Despite the self-deprecating title, “Has Beens & Wannabes” accomplishes the hard task of gathering together the artists who once created the most significant graffiti art of the 1980s and nineties by showing their current studio-based work. The previous lives of these artists as graffiti writers manifests itself differently with each artist—many have moved on from their graffiti days, and a few even renounce their graffiti roots—and makes for a compelling tension.
It is challenging for an artist to transition from street to gallery, but at Zhou B Art Center we see mostly successful moves, particularly in their palettes that retain a keen sense of color interactions. Tyrone Whiteside is perhaps the most successful in maintaining the sense of the street in layered works that evoke the grit graffiti walls and the elegance of Julie Mehretu’s drawings. Victor Lopez’s “Untitled (White)” is an abstract composition that is vaguely reminiscent of Williem de Kooning’s “Excavation” with its pockets of color here and there, and Lopez’s ability to maintain the sense of velocity found in graffiti make it a standout. Elsewhere, Brian Evan’s drips and splatters of paint verge too close to Jackson Pollock’s signature style. In making work destined for the gallery there’s a danger for graffiti artists to become too slick, verging into the merely decorative. David Guerra seems to nearly fall into this trap, but his work “Ascend” pulls back.

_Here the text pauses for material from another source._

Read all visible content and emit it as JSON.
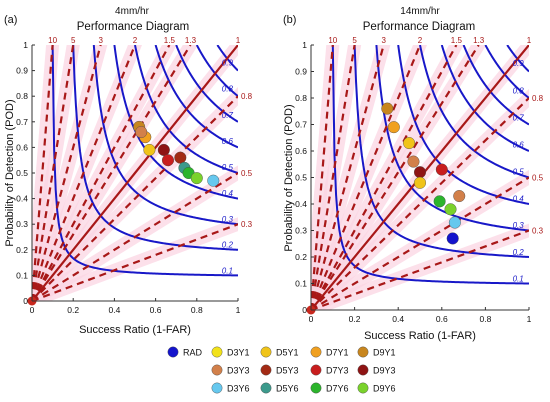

The fraught relationship the artists seem to have with their pasts as graffiti writers and graffiti itself looms like a shadow in the exhibition. It begs the question whether the renewed interest in street art and graffiti will finally lead to a sustained assessment of graffiti as an art form, in relation to traditional art history, by art professionals and institutions. Based on the wide influence of the art form, the art museums and curators will have to sooner or later. (Abraham Ritchie)
Through February 9 at the Zhou B Art Center, 1029 West 35th.